Much of this is, of course, due to the song. We have to give credit where it’s due and in this case it goes to Fergie, who, in the likes of Jennifer Lopez’s “Jenny from the Block” and Gwen Stefani’s “Luxurious,” created an anthem about staying true to yourself amidst wealth (as well as a party banger that’s transcended decades by inviting its listeners a chance to spell the word “glamorous” out loud). It’s timeless, reaching a new cultural significance recently, with Jack Harlow sampling the chorus in “First Class,” which has likely taken over your FYP on TikTok.

But “Glamorous” has an even deeper lore in the Gossip Girl-verse: Last year, a previously unearthed alternate intro sequence for the show was surfaced on Twitter, which used “Glamorous” as its theme song.

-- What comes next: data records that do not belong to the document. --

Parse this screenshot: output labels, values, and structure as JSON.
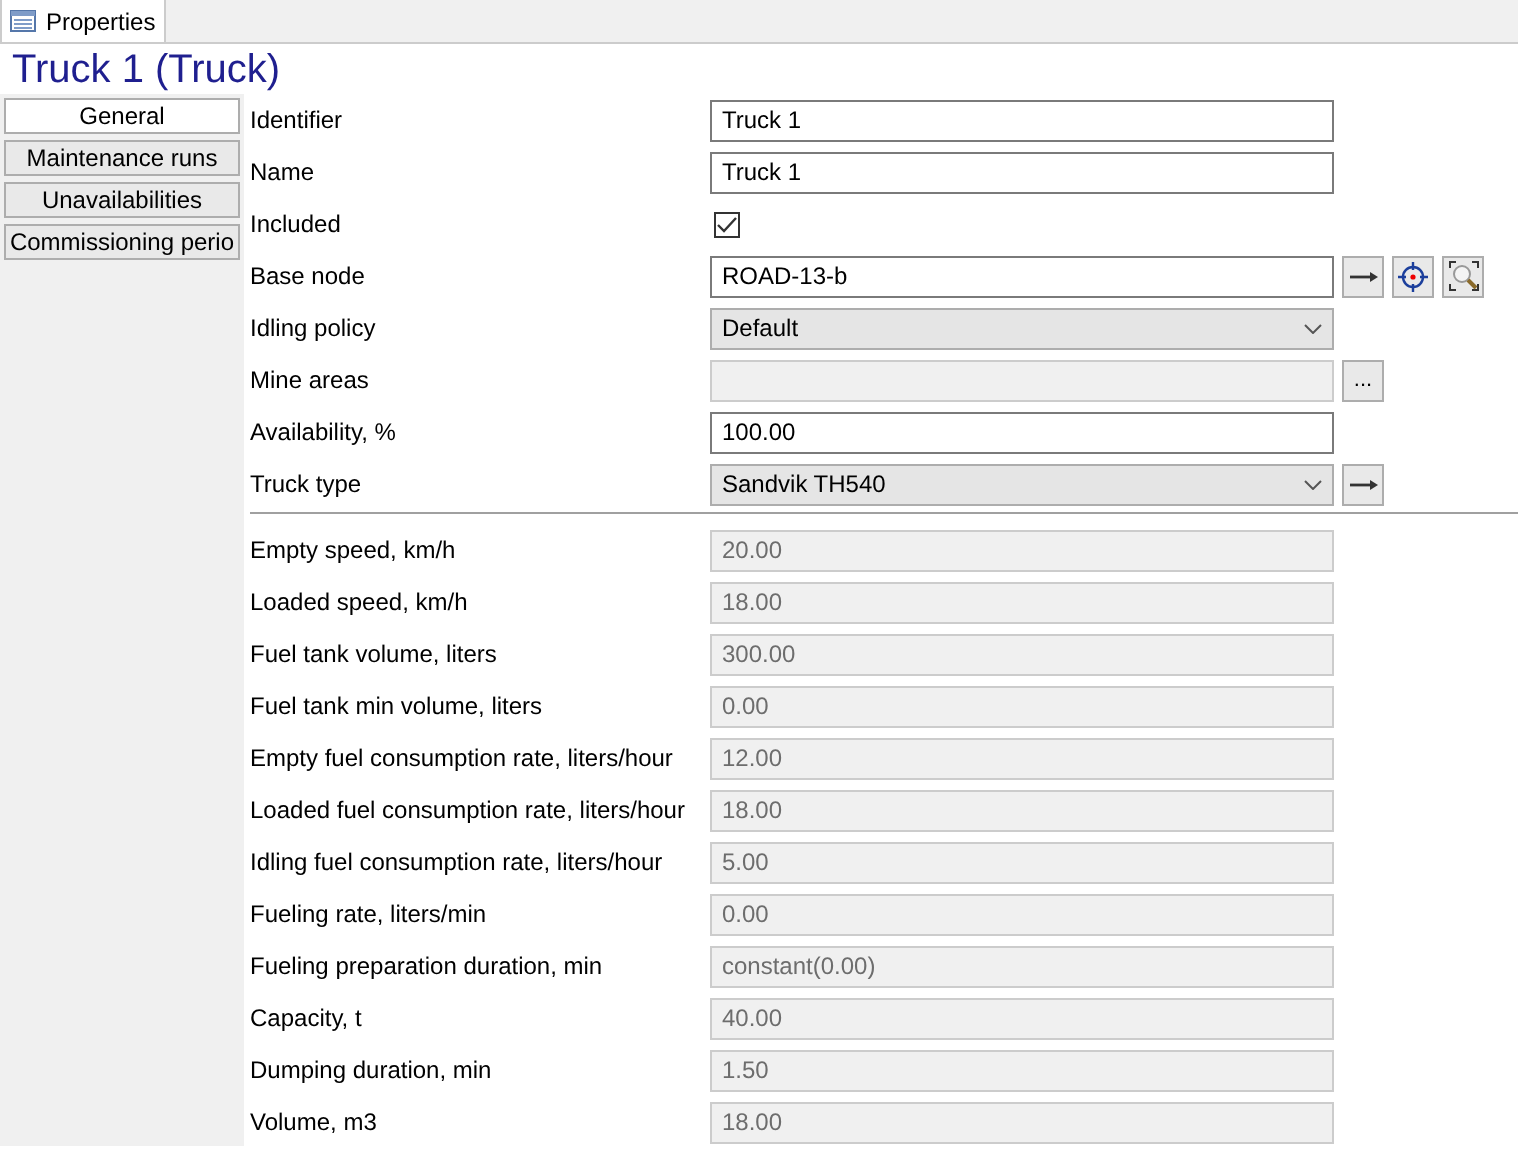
{
  "tab": {
    "label": "Properties",
    "selected": true
  },
  "title": "Truck 1 (Truck)",
  "sidebar": [
    {
      "label": "General",
      "selected": true
    },
    {
      "label": "Maintenance runs",
      "selected": false
    },
    {
      "label": "Unavailabilities",
      "selected": false
    },
    {
      "label": "Commissioning perio",
      "selected": false
    }
  ],
  "fields": [
    {
      "label": "Identifier",
      "kind": "text",
      "value": "Truck 1"
    },
    {
      "label": "Name",
      "kind": "text",
      "value": "Truck 1"
    },
    {
      "label": "Included",
      "kind": "check",
      "checked": true
    },
    {
      "label": "Base node",
      "kind": "text",
      "value": "ROAD-13-b",
      "buttons": [
        {
          "kind": "arrow"
        },
        {
          "kind": "target"
        },
        {
          "kind": "zoom"
        }
      ]
    },
    {
      "label": "Idling policy",
      "kind": "combo",
      "value": "Default"
    },
    {
      "label": "Mine areas",
      "kind": "disabled",
      "buttons": [
        {
          "kind": "ellipsis",
          "text": "..."
        }
      ]
    },
    {
      "label": "Availability, %",
      "kind": "text",
      "value": "100.00"
    },
    {
      "label": "Truck type",
      "kind": "combo",
      "value": "Sandvik TH540",
      "buttons": [
        {
          "kind": "arrow"
        }
      ]
    }
  ],
  "truck_type_fields": [
    {
      "label": "Empty speed, km/h",
      "value": "20.00"
    },
    {
      "label": "Loaded speed, km/h",
      "value": "18.00"
    },
    {
      "label": "Fuel tank volume, liters",
      "value": "300.00"
    },
    {
      "label": "Fuel tank min volume, liters",
      "value": "0.00"
    },
    {
      "label": "Empty fuel consumption rate, liters/hour",
      "value": "12.00"
    },
    {
      "label": "Loaded fuel consumption rate, liters/hour",
      "value": "18.00"
    },
    {
      "label": "Idling fuel consumption rate, liters/hour",
      "value": "5.00"
    },
    {
      "label": "Fueling rate, liters/min",
      "value": "0.00"
    },
    {
      "label": "Fueling preparation duration, min",
      "value": "constant(0.00)"
    },
    {
      "label": "Capacity, t",
      "value": "40.00"
    },
    {
      "label": "Dumping duration, min",
      "value": "1.50"
    },
    {
      "label": "Volume, m3",
      "value": "18.00"
    }
  ]
}
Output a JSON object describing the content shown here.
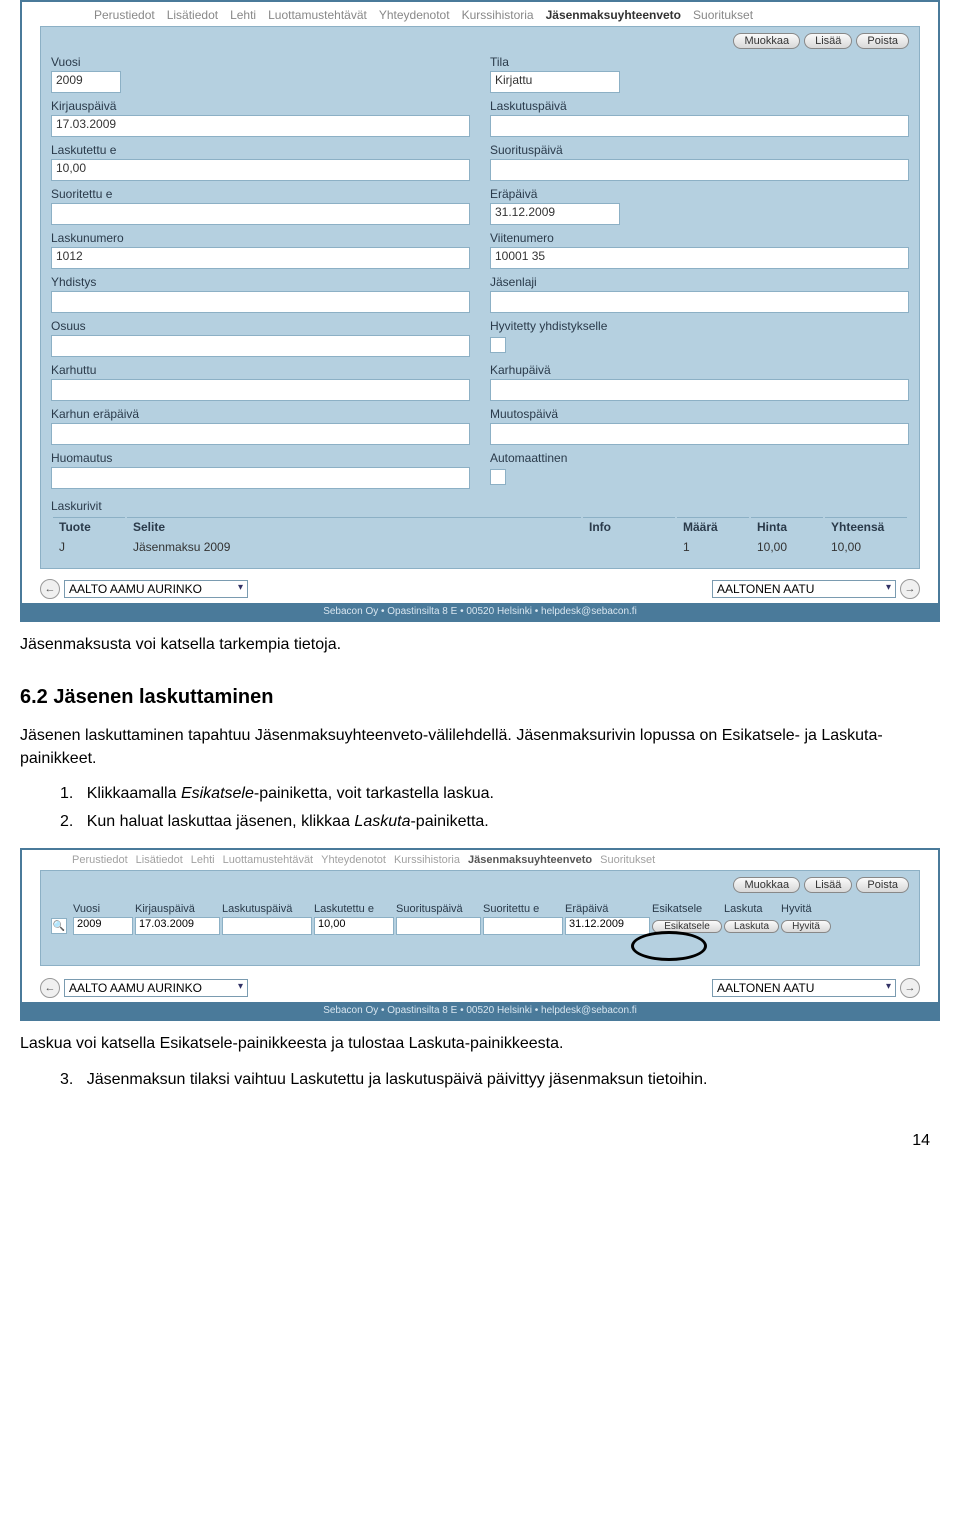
{
  "tabs": [
    "Perustiedot",
    "Lisätiedot",
    "Lehti",
    "Luottamustehtävät",
    "Yhteydenotot",
    "Kurssihistoria",
    "Jäsenmaksuyhteenveto",
    "Suoritukset"
  ],
  "toolbar": {
    "muokkaa": "Muokkaa",
    "lisaa": "Lisää",
    "poista": "Poista"
  },
  "fields": {
    "vuosi": {
      "label": "Vuosi",
      "value": "2009"
    },
    "tila": {
      "label": "Tila",
      "value": "Kirjattu"
    },
    "kirjauspaiva": {
      "label": "Kirjauspäivä",
      "value": "17.03.2009"
    },
    "laskutuspaiva": {
      "label": "Laskutuspäivä",
      "value": ""
    },
    "laskutettu": {
      "label": "Laskutettu e",
      "value": "10,00"
    },
    "suorituspaiva": {
      "label": "Suorituspäivä",
      "value": ""
    },
    "suoritettu": {
      "label": "Suoritettu e",
      "value": ""
    },
    "erapaiva": {
      "label": "Eräpäivä",
      "value": "31.12.2009"
    },
    "laskunumero": {
      "label": "Laskunumero",
      "value": "1012"
    },
    "viitenumero": {
      "label": "Viitenumero",
      "value": "10001 35"
    },
    "yhdistys": {
      "label": "Yhdistys",
      "value": ""
    },
    "jasenlaji": {
      "label": "Jäsenlaji",
      "value": ""
    },
    "osuus": {
      "label": "Osuus",
      "value": ""
    },
    "hyvitetty": {
      "label": "Hyvitetty yhdistykselle"
    },
    "karhuttu": {
      "label": "Karhuttu",
      "value": ""
    },
    "karhupaiva": {
      "label": "Karhupäivä",
      "value": ""
    },
    "karhunera": {
      "label": "Karhun eräpäivä",
      "value": ""
    },
    "muutospaiva": {
      "label": "Muutospäivä",
      "value": ""
    },
    "huomautus": {
      "label": "Huomautus",
      "value": ""
    },
    "automaattinen": {
      "label": "Automaattinen"
    }
  },
  "lines": {
    "title": "Laskurivit",
    "headers": [
      "Tuote",
      "Selite",
      "Info",
      "Määrä",
      "Hinta",
      "Yhteensä"
    ],
    "rows": [
      [
        "J",
        "Jäsenmaksu 2009",
        "",
        "1",
        "10,00",
        "10,00"
      ]
    ]
  },
  "nav": {
    "left": "AALTO AAMU AURINKO",
    "right": "AALTONEN AATU"
  },
  "footer": "Sebacon Oy • Opastinsilta 8 E • 00520 Helsinki • helpdesk@sebacon.fi",
  "doc": {
    "p1": "Jäsenmaksusta voi katsella tarkempia tietoja.",
    "h2": "6.2   Jäsenen laskuttaminen",
    "p2a": "Jäsenen laskuttaminen tapahtuu Jäsenmaksuyhteenveto-välilehdellä. Jäsenmaksurivin lopussa on Esikatsele- ja Laskuta-painikkeet.",
    "li1a": "Klikkaamalla ",
    "li1em": "Esikatsele",
    "li1b": "-painiketta, voit tarkastella laskua.",
    "li2a": "Kun haluat laskuttaa jäsenen, klikkaa ",
    "li2em": "Laskuta",
    "li2b": "-painiketta.",
    "p3a": "Laskua voi katsella Esikatsele-painikkeesta ja tulostaa Laskuta-painikkeesta.",
    "li3": "Jäsenmaksun tilaksi vaihtuu Laskutettu ja laskutuspäivä päivittyy jäsenmaksun tietoihin.",
    "pagenum": "14"
  },
  "grid2": {
    "headers": [
      "",
      "Vuosi",
      "Kirjauspäivä",
      "Laskutuspäivä",
      "Laskutettu e",
      "Suorituspäivä",
      "Suoritettu e",
      "Eräpäivä",
      "Esikatsele",
      "Laskuta",
      "Hyvitä"
    ],
    "row": {
      "vuosi": "2009",
      "kirjaus": "17.03.2009",
      "laskutus": "",
      "laskutettu": "10,00",
      "suorpaiva": "",
      "suoritettu": "",
      "era": "31.12.2009",
      "esikatsele": "Esikatsele",
      "laskuta": "Laskuta",
      "hyvita": "Hyvitä"
    }
  }
}
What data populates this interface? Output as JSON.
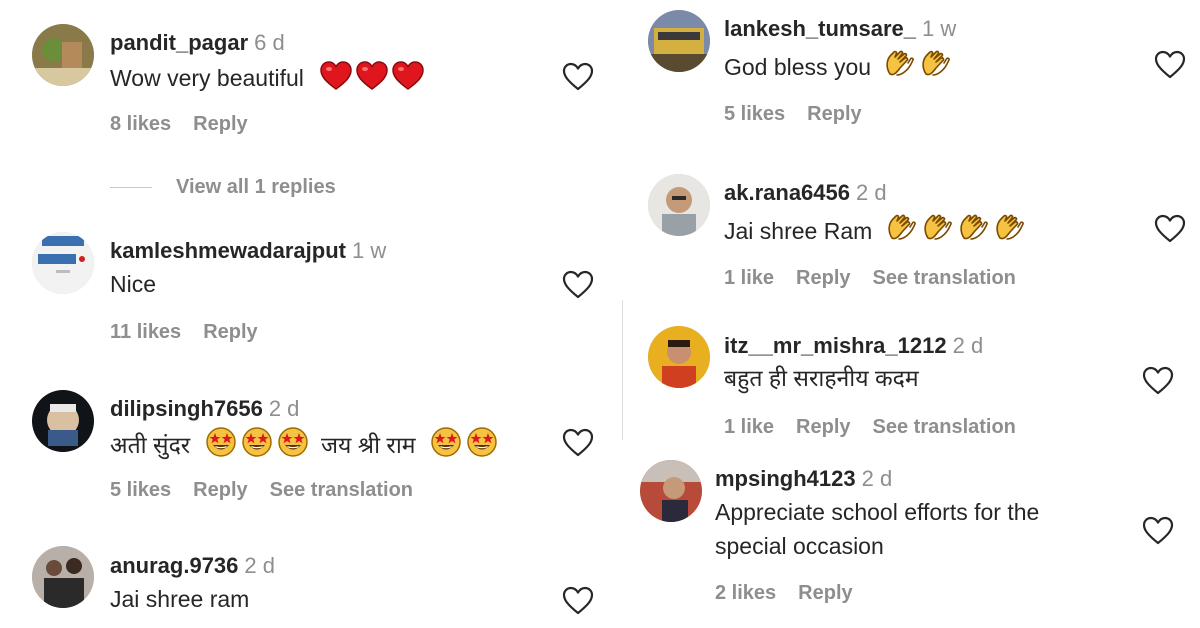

The intro looks like it came straight out of a ‘90s soap opera, with the actors looking directly at the camera and doing things like flipping their hair, interspersed with shots of them toasting champagne to align with the lyrics, “popping champagne, living the life.” There are so many reasons why the opener could have been scrapped, but we’re glad “Glamorous” found a less earnest placement in the show.

But the song certainly deserved a place in the show’s iconic soundtrack, which includes mid-aughts gems like Ting Ting’s “Shut Up and Let Me Go” and Gotye’s “Somebody That I Used to Know.” “Glamorous,” is, after all, the secret theme song of Gossip Girl: a self-aware tale of remaining yourself amidst opulence, which the characters in the show can never do because they were born into it, making it the campy satire that makes the show a perfect relic of its time.